Sekitar 51 pakar akademis dari sejumlah universitas datang guna mendengarkan, bertukar pikiran, serta memberikan kritik terhadap jalannya kebijakan moneter, makroprudensial, dan sistem pembayaran dalam negeri kepada pihak yang memiliki wewenang tersebut dengan cara tatap muka.

Support kami, ada hadiah spesial untuk anda.
Klik di sini: https://indonesiacrowd.com/support-bonus/

Acara ini diawali oleh Pak Puji Atmoko, Kepala Departemen Komunikasi Bank Indonesia, serta dipandu oleh Ibu Mutia Rahayu sebagai moderatornya. Bagian awal sesi melibatkan Pak Harry Aginta, Deputi Direktur dari Departemen Kebijakan Ekonomi dan Moneter BI, yang menyajikan materi tentang situasi perekonomian saat ini beserta tanggapan kebijakan moneter berdasarkan Hasil Rapat Dewan Gubernur (RDG) pada bulan April tahun 2025.
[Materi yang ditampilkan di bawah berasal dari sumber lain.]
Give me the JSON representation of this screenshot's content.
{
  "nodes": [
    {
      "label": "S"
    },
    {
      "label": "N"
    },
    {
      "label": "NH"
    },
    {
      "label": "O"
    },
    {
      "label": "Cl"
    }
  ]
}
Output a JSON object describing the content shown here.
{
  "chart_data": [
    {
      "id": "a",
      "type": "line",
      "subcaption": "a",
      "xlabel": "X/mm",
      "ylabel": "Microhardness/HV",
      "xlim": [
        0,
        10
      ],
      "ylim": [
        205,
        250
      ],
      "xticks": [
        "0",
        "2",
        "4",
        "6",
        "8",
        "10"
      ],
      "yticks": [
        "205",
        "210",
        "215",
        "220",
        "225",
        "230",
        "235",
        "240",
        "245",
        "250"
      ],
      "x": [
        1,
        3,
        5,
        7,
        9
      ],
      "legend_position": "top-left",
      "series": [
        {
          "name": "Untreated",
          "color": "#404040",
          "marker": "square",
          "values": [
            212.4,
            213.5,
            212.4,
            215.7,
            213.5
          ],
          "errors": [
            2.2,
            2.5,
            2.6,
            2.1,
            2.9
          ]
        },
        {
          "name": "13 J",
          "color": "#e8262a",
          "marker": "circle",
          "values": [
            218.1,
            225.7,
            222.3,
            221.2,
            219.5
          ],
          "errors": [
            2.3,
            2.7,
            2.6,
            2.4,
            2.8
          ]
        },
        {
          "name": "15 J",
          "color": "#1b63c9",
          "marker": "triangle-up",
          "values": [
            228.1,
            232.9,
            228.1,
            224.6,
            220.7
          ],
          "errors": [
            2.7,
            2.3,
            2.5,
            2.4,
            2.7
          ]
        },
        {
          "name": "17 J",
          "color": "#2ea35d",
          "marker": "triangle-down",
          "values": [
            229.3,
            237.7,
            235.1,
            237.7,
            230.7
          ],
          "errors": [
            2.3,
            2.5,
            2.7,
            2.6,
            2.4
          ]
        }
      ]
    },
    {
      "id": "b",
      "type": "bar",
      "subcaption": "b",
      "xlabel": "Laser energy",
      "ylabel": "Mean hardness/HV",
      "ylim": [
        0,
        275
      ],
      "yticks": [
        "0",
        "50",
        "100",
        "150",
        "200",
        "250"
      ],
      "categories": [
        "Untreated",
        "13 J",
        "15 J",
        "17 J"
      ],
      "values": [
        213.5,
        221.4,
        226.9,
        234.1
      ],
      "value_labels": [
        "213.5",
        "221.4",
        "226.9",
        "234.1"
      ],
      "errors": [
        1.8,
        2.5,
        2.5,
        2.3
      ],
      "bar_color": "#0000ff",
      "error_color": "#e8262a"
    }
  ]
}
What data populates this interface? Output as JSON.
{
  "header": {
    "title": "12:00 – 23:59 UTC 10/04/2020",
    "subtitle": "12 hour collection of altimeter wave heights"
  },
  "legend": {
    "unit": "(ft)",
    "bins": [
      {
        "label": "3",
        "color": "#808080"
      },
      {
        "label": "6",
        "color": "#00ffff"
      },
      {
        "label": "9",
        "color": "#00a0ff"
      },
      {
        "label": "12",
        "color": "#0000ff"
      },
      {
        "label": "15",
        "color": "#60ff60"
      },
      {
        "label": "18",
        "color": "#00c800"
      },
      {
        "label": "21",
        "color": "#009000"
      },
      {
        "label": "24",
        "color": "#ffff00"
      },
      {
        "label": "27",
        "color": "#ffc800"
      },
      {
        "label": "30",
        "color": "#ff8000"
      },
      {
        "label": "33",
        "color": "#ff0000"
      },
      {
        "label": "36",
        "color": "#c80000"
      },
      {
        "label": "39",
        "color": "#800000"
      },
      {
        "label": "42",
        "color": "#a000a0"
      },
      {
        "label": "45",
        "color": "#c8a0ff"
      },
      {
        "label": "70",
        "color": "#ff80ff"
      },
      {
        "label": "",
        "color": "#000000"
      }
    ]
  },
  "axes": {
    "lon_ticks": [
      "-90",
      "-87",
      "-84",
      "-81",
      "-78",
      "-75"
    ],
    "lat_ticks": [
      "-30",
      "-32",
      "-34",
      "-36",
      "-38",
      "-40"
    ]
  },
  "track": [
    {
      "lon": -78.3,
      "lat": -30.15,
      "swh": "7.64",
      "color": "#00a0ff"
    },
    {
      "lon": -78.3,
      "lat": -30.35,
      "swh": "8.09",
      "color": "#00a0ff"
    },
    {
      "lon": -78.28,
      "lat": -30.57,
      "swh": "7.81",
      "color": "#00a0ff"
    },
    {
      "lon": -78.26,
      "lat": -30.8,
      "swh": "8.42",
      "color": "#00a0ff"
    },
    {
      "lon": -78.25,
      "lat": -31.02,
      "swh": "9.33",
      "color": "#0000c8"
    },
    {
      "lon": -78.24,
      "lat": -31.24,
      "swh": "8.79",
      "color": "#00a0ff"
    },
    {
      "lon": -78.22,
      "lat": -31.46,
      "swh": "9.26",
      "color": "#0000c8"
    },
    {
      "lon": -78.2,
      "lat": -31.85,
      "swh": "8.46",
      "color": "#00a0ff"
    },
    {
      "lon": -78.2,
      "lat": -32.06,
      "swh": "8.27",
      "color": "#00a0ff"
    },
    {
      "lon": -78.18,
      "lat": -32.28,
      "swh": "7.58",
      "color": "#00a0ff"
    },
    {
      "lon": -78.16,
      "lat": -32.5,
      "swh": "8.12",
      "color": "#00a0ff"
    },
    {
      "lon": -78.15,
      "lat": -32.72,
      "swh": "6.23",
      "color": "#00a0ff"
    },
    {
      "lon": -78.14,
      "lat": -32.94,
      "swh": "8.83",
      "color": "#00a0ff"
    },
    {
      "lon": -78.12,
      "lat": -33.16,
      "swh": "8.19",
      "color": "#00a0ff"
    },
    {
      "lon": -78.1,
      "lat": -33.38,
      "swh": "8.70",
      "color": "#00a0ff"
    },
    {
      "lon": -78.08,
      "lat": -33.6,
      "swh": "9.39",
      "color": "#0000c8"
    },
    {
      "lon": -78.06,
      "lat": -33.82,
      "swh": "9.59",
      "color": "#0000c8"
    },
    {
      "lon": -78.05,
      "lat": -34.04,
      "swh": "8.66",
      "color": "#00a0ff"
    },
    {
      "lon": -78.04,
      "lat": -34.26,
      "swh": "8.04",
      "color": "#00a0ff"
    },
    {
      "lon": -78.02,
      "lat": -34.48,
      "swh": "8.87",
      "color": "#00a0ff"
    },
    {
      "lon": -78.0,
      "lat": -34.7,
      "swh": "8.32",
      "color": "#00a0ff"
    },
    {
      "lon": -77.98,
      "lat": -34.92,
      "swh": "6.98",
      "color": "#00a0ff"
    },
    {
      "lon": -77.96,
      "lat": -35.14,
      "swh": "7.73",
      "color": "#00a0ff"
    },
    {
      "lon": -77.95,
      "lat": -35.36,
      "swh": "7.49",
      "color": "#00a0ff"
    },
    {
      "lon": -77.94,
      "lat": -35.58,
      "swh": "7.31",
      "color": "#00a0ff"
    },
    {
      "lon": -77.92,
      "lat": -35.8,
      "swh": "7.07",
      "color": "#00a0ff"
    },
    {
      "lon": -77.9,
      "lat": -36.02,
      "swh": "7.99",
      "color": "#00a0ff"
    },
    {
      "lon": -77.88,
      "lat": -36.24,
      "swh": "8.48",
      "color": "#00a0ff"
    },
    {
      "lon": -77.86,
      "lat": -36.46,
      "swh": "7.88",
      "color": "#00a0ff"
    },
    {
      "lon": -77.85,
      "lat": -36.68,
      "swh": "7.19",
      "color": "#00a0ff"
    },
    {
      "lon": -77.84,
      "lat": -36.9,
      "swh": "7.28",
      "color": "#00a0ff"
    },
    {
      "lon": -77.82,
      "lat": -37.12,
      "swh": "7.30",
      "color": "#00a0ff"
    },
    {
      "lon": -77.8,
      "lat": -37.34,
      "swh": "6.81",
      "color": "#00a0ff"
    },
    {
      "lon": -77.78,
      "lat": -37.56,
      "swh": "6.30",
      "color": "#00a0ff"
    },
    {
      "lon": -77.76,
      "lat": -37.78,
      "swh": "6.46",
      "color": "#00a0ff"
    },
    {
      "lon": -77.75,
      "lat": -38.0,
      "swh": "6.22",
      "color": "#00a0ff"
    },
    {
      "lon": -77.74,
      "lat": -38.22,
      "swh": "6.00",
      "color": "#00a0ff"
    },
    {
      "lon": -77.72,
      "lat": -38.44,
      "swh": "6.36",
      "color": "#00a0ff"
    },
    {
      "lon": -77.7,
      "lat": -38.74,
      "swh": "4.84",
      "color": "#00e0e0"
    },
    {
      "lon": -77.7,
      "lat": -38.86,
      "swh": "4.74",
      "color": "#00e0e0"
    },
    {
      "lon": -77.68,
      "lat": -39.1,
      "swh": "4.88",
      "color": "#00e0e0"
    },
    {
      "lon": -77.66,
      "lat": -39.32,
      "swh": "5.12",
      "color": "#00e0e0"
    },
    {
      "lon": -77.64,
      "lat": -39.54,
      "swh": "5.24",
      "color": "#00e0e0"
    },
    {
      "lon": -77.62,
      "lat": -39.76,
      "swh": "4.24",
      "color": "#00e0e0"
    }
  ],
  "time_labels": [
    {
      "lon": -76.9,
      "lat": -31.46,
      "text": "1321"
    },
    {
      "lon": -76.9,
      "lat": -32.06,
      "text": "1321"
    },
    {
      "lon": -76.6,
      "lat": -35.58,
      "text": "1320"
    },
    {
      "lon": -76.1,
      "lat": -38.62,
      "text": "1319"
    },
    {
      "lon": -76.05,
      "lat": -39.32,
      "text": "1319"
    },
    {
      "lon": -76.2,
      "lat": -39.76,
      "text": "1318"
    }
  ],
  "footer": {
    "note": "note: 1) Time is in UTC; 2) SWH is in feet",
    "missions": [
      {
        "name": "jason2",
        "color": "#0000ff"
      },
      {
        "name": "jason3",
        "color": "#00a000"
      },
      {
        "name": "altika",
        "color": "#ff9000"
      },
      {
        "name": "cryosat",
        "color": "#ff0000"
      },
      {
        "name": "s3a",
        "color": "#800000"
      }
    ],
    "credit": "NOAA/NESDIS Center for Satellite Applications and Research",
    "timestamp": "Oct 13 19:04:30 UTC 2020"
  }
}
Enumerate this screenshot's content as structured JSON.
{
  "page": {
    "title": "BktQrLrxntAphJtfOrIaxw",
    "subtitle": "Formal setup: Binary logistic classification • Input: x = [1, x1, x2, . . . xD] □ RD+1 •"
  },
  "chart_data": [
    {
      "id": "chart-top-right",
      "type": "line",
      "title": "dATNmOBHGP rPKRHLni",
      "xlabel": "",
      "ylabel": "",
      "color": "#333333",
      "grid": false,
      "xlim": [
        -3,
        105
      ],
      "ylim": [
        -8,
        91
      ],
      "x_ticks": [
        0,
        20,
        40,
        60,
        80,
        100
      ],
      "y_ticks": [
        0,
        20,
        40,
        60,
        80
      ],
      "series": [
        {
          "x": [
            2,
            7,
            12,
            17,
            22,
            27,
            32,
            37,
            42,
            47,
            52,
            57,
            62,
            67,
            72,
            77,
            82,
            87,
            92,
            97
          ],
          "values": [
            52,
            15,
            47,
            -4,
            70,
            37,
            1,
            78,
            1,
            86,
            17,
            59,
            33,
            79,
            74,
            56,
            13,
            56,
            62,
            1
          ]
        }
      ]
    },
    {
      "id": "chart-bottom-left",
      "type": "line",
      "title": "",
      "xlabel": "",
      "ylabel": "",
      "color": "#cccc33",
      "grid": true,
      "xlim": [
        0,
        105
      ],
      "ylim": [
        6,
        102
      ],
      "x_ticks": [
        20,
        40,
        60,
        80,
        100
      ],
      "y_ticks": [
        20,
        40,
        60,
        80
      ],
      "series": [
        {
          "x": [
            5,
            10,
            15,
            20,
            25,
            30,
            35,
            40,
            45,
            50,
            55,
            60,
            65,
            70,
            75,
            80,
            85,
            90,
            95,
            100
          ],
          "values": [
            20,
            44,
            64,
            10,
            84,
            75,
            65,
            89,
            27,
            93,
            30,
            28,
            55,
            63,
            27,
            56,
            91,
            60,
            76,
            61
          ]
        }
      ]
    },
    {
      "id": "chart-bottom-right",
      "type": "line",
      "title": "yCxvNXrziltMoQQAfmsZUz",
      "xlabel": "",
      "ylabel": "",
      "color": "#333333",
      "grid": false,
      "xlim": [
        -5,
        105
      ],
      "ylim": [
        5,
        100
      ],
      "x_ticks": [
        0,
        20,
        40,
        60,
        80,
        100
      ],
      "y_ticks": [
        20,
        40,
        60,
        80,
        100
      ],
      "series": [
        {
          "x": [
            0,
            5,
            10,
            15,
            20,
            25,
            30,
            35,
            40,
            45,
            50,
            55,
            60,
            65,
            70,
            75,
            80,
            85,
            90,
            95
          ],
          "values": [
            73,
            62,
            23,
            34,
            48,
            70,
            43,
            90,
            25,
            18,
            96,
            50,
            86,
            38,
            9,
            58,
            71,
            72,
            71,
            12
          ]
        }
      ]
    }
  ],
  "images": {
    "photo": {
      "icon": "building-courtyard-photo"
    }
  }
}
Keadaan dunia tetap tidak stabil. Perselisihan perdagangan yang sempat mereda kini kembali panas, sehingga perkiraan pertumbuhan perekonomian global diperbaharui jadi 2,9% dibandingkan dengan angka semula yaitu 3,2%. Kecemasan di tingkat internasional mendorong aliran modal meninggalkan negara-negara sedang berkembang, berpindah menuju instrumen investasi safe haven seperti emas serta pasar di Benua Eropa.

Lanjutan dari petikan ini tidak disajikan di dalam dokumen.